Failure mode specification: what specific type of failure does this recovery address? Not "things go wrong" but "the daily writing habit has stopped firing for more than one week." Detection trigger: how will you know this failure has occurred? What observable signal initiates recovery? Ordered recovery steps: what specific actions, in what sequence, restore the process? Written in procedural form (Write agent actions as procedures a stranger could follow — aspirations and principles are not executable steps) so they're executable under the cognitive impairment that typically accompanies process failure. Recovery time target: how long should recovery take? This prevents indefinite "getting back on track" that never converges. Verification check: how do you confirm recovery is complete? What does restored operation look like?
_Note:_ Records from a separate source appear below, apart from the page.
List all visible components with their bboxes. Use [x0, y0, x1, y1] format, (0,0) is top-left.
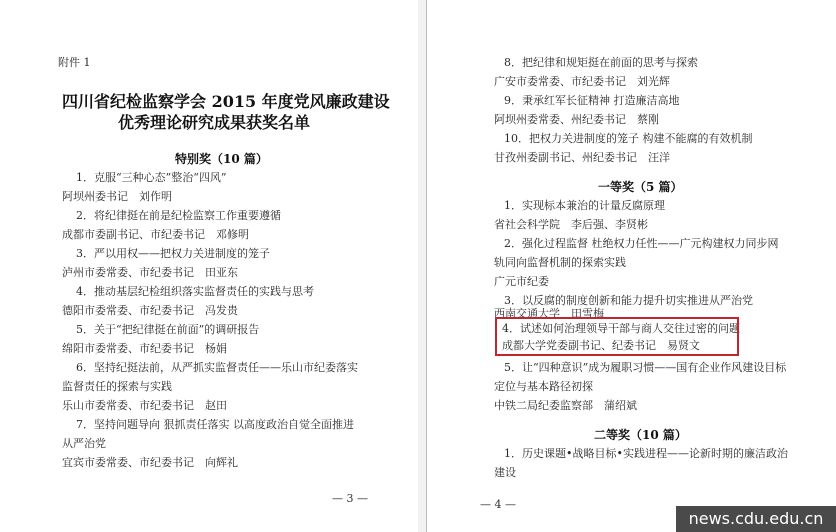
award-entry-title: 2．强化过程监督 杜绝权力任性——广元构建权力同步网: [504, 237, 779, 250]
award-entry-author: 宜宾市委常委、市纪委书记 向辉礼: [62, 456, 238, 469]
award-entry-author: 西南交通大学 田雪梅: [494, 307, 604, 320]
award-entry-author: 成都市委副书记、市纪委书记 邓修明: [62, 228, 249, 241]
award-entry-title: 3．以反腐的制度创新和能力提升切实推进从严治党: [504, 294, 753, 307]
award-entry-title: 6．坚持纪挺法前，从严抓实监督责任——乐山市纪委落实: [76, 361, 358, 374]
award-entry-author: 阿坝州委常委、州纪委书记 蔡刚: [494, 113, 659, 126]
award-entry-title-cont: 建设: [494, 466, 516, 479]
first-prize-heading: 一等奖（5 篇）: [598, 180, 683, 194]
page-number-right: — 4 —: [480, 498, 516, 511]
special-award-heading: 特别奖（10 篇）: [175, 152, 268, 166]
highlight-box: [495, 317, 739, 356]
award-entry-title-cont: 监督责任的探索与实践: [62, 380, 172, 393]
award-entry-title: 9．秉承红军长征精神 打造廉洁高地: [504, 94, 680, 107]
award-entry-author: 德阳市委常委、市纪委书记 冯发贵: [62, 304, 238, 317]
site-watermark: news.cdu.edu.cn: [676, 506, 836, 532]
award-entry-author: 泸州市委常委、市纪委书记 田亚东: [62, 266, 238, 279]
award-entry-title: 10．把权力关进制度的笼子 构建不能腐的有效机制: [504, 132, 753, 145]
award-entry-title: 5．让“四种意识”成为履职习惯——国有企业作风建设目标: [504, 361, 787, 374]
award-entry-author: 绵阳市委常委、市纪委书记 杨娟: [62, 342, 227, 355]
award-entry-title: 1．历史课题•战略目标•实践进程——论新时期的廉洁政治: [504, 447, 788, 460]
attachment-label: 附件 1: [58, 56, 91, 69]
page-number-left: — 3 —: [332, 492, 368, 505]
award-entry-title-cont: 从严治党: [62, 437, 106, 450]
award-entry-title-cont: 定位与基本路径初探: [494, 380, 593, 393]
document-title-line2: 优秀理论研究成果获奖名单: [118, 113, 311, 132]
award-entry-title: 1．实现标本兼治的计量反腐原理: [504, 199, 665, 212]
award-entry-title: 5．关于“把纪律挺在前面”的调研报告: [76, 323, 260, 336]
award-entry-title: 4．推动基层纪检组织落实监督责任的实践与思考: [76, 285, 314, 298]
second-prize-heading: 二等奖（10 篇）: [594, 428, 687, 442]
award-entry-author: 甘孜州委副书记、州纪委书记 汪洋: [494, 151, 670, 164]
award-entry-title: 7．坚持问题导向 狠抓责任落实 以高度政治自觉全面推进: [76, 418, 354, 431]
award-entry-title: 8．把纪律和规矩挺在前面的思考与探索: [504, 56, 698, 69]
award-entry-title: 3．严以用权——把权力关进制度的笼子: [76, 247, 270, 260]
page-divider: [418, 0, 426, 532]
award-entry-author: 乐山市委常委、市纪委书记 赵田: [62, 399, 227, 412]
award-entry-author: 广元市纪委: [494, 275, 549, 288]
award-entry-author: 阿坝州委书记 刘作明: [62, 190, 172, 203]
document-title-line1: 四川省纪检监察学会 2015 年度党风廉政建设: [62, 92, 390, 111]
award-entry-author: 省社会科学院 李后强、李贤彬: [494, 218, 648, 231]
award-entry-author: 中铁二局纪委监察部 蒲绍斌: [494, 399, 637, 412]
award-entry-title: 1．克服“三种心态”整治“四风”: [76, 171, 227, 184]
highlighted-entry-title: 4．试述如何治理领导干部与商人交往过密的问题: [502, 322, 740, 335]
award-entry-title-cont: 轨同向监督机制的探索实践: [494, 256, 626, 269]
award-entry-author: 广安市委常委、市纪委书记 刘光辉: [494, 75, 670, 88]
award-entry-title: 2．将纪律挺在前是纪检监察工作重要遵循: [76, 209, 281, 222]
highlighted-entry-author: 成都大学党委副书记、纪委书记 易贤文: [502, 339, 700, 352]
Without all five, recovery is incomplete: missing the trigger means you don't detect failure; missing ordered steps means you fumble through restoration; missing the time target means recovery takes indefinitely; missing verification means you declare recovery before it's actually complete.
When This Fires
- When designing any important recurring process — build the recovery plan at design time
- After a process failure that took too long to detect or recover from
- During process architecture reviews when assessing resilience
- Complements Design three operating modes for every important process: full, reduced, and minimal — degrade fidelity but never lose continuity (three operating modes) with the recovery path when even minimal mode fails
Common Failure Mode
Vague recovery plans: "If my exercise habit breaks, I'll get back into it." This lacks all five components: no specific failure mode, no detection trigger, no ordered steps, no time target, no verification. When the habit actually breaks, "getting back into it" produces weeks of vague intention without structured restoration.
The Protocol
(1) For each important process, write a recovery plan with five components: Failure mode: "This process has failed when [specific, observable condition]." Detection: "I will detect this failure when [trigger — e.g., 'my weekly review shows zero sessions for two consecutive weeks']." Recovery steps: ordered procedure to restart. (1) Identify the minimal viable version (Start every new agent at under two minutes with zero preparation — automaticity requires low activation energy first). (2) Set the trigger (Agent triggers must be observable or measurable — vague triggers like "when I feel ready" never fire reliably). (3) Execute the first session within 24 hours. (4) Follow The first five consecutive executions of a new trigger are non-negotiable — this is the window where automaticity lives or dies (protect first five executions). Time target: "Full recovery to target operating mode within [timeframe]." Verification: "Recovery is confirmed when [metric] reaches [level] for [duration]." (2) Write this plan when the process is healthy — not during the crisis of its failure.